Not bad for someone who did a business planning course last year "to get off the dole". Then, earlier this year, he received a grant from Winz which helped to pay for the albums.
"That was just a huge capital expenditure that I could have found somewhere else but I got the grant and just went for it. It's great the way the music industry is breaking down now [because] it's relatively cheap to be an independent record label."
Milne played bass in kitsch-pop outfit the Brunettes. He says being in the band, recording with them, and touring countries like the United States was the perfect apprenticeship before going it alone.
"We did a lot of stuff that was enjoyable and eye-opening, but it was time to do my own thing. There were just so many songs I had written that hadn't been recorded," he says.
"I've been a musician for the past four years and I wasn't really earning money, but I was meeting people and networking. Essentially I'd built up a record company's worth of contacts so there was no reason I couldn't get in touch with people and market myself.

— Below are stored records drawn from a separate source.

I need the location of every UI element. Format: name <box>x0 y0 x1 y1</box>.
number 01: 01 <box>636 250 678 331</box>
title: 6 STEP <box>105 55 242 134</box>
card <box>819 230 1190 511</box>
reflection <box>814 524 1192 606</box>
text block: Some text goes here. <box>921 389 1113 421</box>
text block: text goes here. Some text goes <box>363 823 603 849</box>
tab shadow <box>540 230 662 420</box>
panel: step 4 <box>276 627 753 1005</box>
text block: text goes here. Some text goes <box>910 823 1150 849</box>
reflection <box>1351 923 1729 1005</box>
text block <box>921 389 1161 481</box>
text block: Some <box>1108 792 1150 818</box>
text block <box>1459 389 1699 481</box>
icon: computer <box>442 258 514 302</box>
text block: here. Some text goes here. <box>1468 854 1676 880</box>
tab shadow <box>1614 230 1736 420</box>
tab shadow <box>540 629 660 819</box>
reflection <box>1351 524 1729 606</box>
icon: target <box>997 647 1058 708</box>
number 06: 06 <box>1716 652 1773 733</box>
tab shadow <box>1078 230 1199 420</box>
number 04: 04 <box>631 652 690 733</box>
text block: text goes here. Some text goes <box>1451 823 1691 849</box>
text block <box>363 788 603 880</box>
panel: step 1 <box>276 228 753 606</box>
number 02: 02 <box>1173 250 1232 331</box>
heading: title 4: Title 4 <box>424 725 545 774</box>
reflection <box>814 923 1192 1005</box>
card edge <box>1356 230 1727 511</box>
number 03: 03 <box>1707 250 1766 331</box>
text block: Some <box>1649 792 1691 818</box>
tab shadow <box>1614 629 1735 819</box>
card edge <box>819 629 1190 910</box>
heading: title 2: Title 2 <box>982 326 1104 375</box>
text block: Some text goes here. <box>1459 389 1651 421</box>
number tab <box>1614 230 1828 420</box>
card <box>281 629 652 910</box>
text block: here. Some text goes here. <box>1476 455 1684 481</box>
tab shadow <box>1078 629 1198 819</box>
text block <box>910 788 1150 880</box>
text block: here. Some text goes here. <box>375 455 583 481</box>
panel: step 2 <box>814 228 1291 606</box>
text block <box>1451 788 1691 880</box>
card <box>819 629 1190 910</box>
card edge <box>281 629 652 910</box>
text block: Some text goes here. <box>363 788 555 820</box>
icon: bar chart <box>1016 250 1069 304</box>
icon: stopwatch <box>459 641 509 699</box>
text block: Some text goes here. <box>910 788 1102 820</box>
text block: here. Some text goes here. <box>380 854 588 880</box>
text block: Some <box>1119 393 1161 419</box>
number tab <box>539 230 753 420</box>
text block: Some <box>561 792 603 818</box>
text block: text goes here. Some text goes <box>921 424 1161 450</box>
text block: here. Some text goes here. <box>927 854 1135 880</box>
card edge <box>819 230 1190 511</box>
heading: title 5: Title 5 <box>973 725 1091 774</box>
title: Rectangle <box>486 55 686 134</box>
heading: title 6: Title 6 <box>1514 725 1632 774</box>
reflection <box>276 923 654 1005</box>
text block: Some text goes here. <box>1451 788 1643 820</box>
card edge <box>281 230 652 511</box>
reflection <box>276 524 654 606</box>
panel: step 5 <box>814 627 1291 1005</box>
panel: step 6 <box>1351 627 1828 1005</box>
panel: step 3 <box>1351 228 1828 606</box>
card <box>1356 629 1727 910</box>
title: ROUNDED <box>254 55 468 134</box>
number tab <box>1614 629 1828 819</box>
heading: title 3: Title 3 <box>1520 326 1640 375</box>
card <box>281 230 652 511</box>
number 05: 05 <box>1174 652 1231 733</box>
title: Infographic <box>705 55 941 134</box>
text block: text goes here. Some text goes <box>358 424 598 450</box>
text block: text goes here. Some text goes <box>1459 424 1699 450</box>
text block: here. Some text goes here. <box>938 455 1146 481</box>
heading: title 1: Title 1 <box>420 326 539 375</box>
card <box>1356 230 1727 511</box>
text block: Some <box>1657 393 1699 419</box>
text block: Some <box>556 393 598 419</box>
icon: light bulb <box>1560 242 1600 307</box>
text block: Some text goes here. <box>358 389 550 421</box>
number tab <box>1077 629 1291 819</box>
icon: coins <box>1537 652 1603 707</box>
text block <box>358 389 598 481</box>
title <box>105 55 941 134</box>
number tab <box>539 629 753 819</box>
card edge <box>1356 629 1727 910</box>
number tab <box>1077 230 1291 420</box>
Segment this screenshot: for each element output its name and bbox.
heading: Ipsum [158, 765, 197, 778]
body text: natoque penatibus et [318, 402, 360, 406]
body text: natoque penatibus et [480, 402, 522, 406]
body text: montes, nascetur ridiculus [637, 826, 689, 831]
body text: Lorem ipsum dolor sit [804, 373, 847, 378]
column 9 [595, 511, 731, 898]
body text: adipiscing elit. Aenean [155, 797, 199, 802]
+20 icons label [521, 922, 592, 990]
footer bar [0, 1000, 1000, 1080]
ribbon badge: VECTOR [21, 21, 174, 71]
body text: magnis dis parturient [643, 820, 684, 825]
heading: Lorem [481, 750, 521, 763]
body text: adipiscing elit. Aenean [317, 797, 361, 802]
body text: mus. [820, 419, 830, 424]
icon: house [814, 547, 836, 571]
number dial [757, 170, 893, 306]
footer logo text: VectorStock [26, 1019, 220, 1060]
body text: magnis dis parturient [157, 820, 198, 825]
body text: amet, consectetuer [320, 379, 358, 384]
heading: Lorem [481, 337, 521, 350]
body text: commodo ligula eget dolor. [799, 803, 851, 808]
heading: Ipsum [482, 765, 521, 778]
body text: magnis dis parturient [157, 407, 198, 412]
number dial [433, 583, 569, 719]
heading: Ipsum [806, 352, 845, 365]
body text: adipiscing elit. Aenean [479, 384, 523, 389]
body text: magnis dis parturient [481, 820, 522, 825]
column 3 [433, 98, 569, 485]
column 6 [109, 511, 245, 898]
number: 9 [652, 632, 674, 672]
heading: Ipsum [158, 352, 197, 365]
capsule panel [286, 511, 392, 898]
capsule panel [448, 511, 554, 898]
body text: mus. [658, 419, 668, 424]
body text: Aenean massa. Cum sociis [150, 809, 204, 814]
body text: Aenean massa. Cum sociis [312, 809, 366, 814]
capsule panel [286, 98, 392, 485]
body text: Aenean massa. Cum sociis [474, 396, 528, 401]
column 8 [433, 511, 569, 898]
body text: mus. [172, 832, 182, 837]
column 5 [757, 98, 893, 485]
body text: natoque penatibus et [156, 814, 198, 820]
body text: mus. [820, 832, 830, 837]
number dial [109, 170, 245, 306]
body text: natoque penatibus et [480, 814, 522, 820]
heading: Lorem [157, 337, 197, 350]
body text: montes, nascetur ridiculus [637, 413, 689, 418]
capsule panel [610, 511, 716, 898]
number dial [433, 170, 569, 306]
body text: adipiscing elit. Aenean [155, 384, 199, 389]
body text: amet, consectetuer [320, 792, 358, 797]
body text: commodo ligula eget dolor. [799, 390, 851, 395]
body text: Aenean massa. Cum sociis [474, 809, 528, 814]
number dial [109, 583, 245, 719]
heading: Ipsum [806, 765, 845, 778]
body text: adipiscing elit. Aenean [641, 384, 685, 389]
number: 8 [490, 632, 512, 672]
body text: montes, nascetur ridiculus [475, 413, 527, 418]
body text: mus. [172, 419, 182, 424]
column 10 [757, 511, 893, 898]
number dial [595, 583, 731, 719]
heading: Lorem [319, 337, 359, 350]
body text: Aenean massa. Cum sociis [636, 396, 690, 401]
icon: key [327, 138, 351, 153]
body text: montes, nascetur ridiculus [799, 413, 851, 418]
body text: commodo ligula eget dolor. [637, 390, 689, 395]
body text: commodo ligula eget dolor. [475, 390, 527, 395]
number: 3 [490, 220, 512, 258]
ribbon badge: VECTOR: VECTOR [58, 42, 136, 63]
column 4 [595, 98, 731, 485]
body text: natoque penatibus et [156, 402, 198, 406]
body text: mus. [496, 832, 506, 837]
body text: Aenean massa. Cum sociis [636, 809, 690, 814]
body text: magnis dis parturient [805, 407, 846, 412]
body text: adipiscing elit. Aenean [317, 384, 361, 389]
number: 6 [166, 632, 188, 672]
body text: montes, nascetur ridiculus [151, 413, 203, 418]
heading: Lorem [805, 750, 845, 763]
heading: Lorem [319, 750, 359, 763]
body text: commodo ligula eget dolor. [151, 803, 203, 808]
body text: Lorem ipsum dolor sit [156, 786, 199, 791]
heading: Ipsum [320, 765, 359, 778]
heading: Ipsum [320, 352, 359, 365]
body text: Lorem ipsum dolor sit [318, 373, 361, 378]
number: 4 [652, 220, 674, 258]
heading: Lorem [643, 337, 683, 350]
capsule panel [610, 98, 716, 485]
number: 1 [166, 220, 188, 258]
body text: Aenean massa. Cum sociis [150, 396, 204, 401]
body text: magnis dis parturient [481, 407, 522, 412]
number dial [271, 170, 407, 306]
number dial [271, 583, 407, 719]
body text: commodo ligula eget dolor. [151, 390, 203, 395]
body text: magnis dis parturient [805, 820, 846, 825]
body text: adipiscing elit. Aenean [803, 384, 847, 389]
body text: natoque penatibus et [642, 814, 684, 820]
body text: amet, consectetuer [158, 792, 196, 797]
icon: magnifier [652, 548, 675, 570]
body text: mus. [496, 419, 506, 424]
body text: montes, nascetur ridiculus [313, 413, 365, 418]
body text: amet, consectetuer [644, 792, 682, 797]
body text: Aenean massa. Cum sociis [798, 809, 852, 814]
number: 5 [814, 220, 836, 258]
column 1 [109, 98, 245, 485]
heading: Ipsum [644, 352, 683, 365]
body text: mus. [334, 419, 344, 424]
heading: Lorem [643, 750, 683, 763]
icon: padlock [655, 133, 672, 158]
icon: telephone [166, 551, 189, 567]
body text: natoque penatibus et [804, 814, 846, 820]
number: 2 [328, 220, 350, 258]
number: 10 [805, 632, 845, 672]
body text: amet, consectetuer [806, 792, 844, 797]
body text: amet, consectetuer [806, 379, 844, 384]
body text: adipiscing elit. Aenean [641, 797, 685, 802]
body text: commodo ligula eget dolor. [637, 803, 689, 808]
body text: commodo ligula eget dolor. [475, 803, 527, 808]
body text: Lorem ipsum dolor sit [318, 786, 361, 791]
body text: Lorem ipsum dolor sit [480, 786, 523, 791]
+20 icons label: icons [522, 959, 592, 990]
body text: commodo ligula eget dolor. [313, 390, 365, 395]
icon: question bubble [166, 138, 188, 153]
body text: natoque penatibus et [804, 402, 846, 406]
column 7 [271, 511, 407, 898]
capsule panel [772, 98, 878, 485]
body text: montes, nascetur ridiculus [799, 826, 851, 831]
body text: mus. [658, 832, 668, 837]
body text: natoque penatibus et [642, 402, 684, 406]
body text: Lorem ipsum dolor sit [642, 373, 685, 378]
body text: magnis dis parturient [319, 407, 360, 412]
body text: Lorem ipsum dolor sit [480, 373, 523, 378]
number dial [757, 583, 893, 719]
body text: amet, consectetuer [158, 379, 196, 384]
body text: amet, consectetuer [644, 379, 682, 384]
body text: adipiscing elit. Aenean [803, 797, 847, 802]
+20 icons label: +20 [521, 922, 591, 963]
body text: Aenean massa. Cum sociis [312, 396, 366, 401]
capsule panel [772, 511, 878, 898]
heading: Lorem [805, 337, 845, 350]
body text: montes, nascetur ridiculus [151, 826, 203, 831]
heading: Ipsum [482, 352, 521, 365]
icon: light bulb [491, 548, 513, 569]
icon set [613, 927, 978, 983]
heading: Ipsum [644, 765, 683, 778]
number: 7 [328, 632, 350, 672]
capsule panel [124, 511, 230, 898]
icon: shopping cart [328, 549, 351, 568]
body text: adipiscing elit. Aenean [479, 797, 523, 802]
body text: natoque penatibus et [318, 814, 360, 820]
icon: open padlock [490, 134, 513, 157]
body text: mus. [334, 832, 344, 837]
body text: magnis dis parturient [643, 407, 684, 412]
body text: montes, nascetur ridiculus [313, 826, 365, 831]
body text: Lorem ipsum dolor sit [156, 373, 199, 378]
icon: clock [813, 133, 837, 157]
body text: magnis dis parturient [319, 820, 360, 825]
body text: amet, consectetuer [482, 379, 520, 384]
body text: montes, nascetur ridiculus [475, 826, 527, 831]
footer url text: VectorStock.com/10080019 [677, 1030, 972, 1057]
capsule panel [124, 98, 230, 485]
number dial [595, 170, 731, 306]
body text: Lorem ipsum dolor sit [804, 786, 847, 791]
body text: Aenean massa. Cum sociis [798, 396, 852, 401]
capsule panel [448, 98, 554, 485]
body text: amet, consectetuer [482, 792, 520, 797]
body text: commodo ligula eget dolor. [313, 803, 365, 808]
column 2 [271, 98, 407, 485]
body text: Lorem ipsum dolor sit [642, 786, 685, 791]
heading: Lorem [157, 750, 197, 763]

"It sounds quite mercenary but you build up these contacts, they're a valuable thing, and it allowed me to draw on these people to start my own record label."
He reckons by releasing the albums on his own label, with help from Auckland-based Lil' Chief Records for the Reduction Agents, he's making 10 times a unit more than an act on a major record label.
"Before it was about being on the dole and waiting for your pittance to come in each week, or waiting for the next Brunettes tour, or playing the odd support show.
"But now I really enjoy that sense of planning. And you need to plan and nail it down so hard because [music is] such an intangible career that you can lose sight of it so quickly. I can see why people just freak out and get a real job."
Milne grew up in Christchurch and wrote his first song at the age of 11 while at school. It wasn't until his mid-teens that he became more serious about music and started a band.
"I was into Oasis. We had a rockquest band and it was pretty bad. But it was also quite a rare thing because I wrote Beatlesy songs which was odd at the time because everyone was into grunge."
The Reduction Agents have a Beatles quality to them and there are also lashings of other influences, like Britpop, the Stone Roses, and surf guitar.
Lyrically, Milne also has a witty turn of phrase - from the mention of Montana wine in Mississippi Moonshine Girls to the outdoor vacuum cleaner in Urban Yard.
"When I'm coming up with songs, the obvious and stupid cliched lyrics come out but I just try to do the opposite.
"A lot of that stuff, like the outdoor vacuum cleaner, literally came from walking down a street in Mt Eden seeing someone sucking up leaves. It started something.
"I just like mundane images. I can't talk in those big, grandiose, summing-up-the-human-condition statements. I think the mundane stuff sums up the human condition better than an emotional statement about love, death and loss."
While not being mainstream, Reduction Agents' songs like 80s Celebration and Our Jukebox Run Is Over are infectious.
"It always sits in the back of my mind that the songs are really catchy, and they could be pop hits.
"But I just kind of look at the record industry and some of the things musicians have to do, and I just think about the compromises I'd have to make in public to get to that crossover point, and I think it's a bit yucky.
"It's a rare thing to not have to compromise to get noticed and I suppose a band like Fat Freddy's Drop are the exception. But I'm never going to be that popular and I'm not gutted about that. If I can make a living then that's fine," he smiles.
It's better than getting a haircut and a real job.